Arrivé sain et sauf en Allemagne où il a trouvé refuge, il a expliqué avoir pu garder secrets «l'identité des acteurs et de l'équipe, ainsi que les détails de l'intrigue et du scénario». Certains acteurs «ont réussi à quitter l'Iran» à temps, se réjouit-il. Mais de nombreux autres membres de l'équipe y sont toujours s'inquiète-t-il, «et les services de renseignement font pression sur eux. Ils ont subi de longs interrogatoires. Les familles de certains d'entre eux ont été convoquées et menacées».

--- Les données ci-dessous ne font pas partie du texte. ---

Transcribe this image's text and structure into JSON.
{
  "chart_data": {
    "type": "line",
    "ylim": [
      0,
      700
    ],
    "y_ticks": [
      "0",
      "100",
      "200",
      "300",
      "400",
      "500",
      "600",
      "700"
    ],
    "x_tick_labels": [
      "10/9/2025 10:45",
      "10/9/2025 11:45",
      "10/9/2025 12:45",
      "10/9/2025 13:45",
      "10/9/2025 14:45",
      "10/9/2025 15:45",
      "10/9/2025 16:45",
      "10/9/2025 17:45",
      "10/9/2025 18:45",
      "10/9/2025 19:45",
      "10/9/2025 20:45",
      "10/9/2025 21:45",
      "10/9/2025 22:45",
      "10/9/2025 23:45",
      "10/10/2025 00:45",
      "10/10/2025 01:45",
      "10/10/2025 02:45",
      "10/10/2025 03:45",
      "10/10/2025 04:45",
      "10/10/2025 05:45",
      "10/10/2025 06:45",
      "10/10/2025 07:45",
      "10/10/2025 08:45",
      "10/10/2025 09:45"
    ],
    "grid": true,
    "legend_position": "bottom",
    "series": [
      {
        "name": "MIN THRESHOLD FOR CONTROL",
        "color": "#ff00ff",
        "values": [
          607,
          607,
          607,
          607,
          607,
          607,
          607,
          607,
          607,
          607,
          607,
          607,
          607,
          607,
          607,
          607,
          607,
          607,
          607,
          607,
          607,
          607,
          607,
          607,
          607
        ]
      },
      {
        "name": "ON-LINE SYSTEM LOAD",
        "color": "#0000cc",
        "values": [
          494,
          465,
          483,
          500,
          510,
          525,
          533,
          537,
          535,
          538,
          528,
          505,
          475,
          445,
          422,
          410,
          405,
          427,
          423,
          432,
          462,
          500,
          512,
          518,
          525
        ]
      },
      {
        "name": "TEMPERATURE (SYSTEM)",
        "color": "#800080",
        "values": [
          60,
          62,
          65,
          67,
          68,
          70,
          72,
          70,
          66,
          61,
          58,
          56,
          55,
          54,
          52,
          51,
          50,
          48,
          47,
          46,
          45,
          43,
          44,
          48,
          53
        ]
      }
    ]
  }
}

Amnesty International affirme que l'Iran, pays où les conservateurs concentrent tous les pouvoirs, et où les cinéastes sont régulièrement accusés de propagande contre le régime, a notamment exécuté 853 personnes en 2023, le nombre le plus élevé depuis 2015. 

La presse iranienne indignée

Courrier International note que la presse iranienne est indignée par la présence du cinéaste à Cannes. «Rasoulof, ce cinéaste pro-occidental dont les films amers montrent un Iran plongé dans la noirceur, a tourné le dos à son pays pour devenir le favori du festival politico-cinématographique de Cannes», a notamment réagi Iran Newspaper, qui lui reproche à travers ses documentaires et ses films, de «directement et indirectement attaquer et humilier la République islamique avec son regard destructeur», peut-on encore lire dans la publication gouvernementale, qui ajoute : «Les festivals et cérémonies comme Cannes et les Oscars sont soutenus financièrement et politiquement par les dirigeants de leur pays, et ils n’adressent de louanges qu’aux films et cinéastes qui servent les objectifs de ces derniers».

Courrier International relève aussi une déclaration dans Hamshahri, organe de la mairie de Téhéran : «Il semble que nous assistions à une série d’événements prévus pour lui assurer la Palme d’or», comparant Rasoulof au cinéaste turc Yilmaz Güney (1937-1984) qui avait été sacré à Cannes, en 1982, pour son film «Yol».

Et le nouveau film de Mohammad Rasoulof, «Les Graines du figuier sauvage», promet de déranger encore le pouvoir, racontant l'histoire d'un juge d'instruction sombrant dans la paranoïa, au moment où d'immenses manifestations éclatent dans la capitale Téhéran. 

La dernière fois que Mohammad Rasoulof était venu à Cannes, c’était en 2017. Il avait cette année-là reçu le prix Un certain regard pour «Un homme intègre», un long métrage qui dénonçait la corruption. Le réalisateur, lauréat notamment d’un Ours d’Or en 2020, avait déjà remporté le Prix de la mise en scène en sélection Un certain regard, en 2011.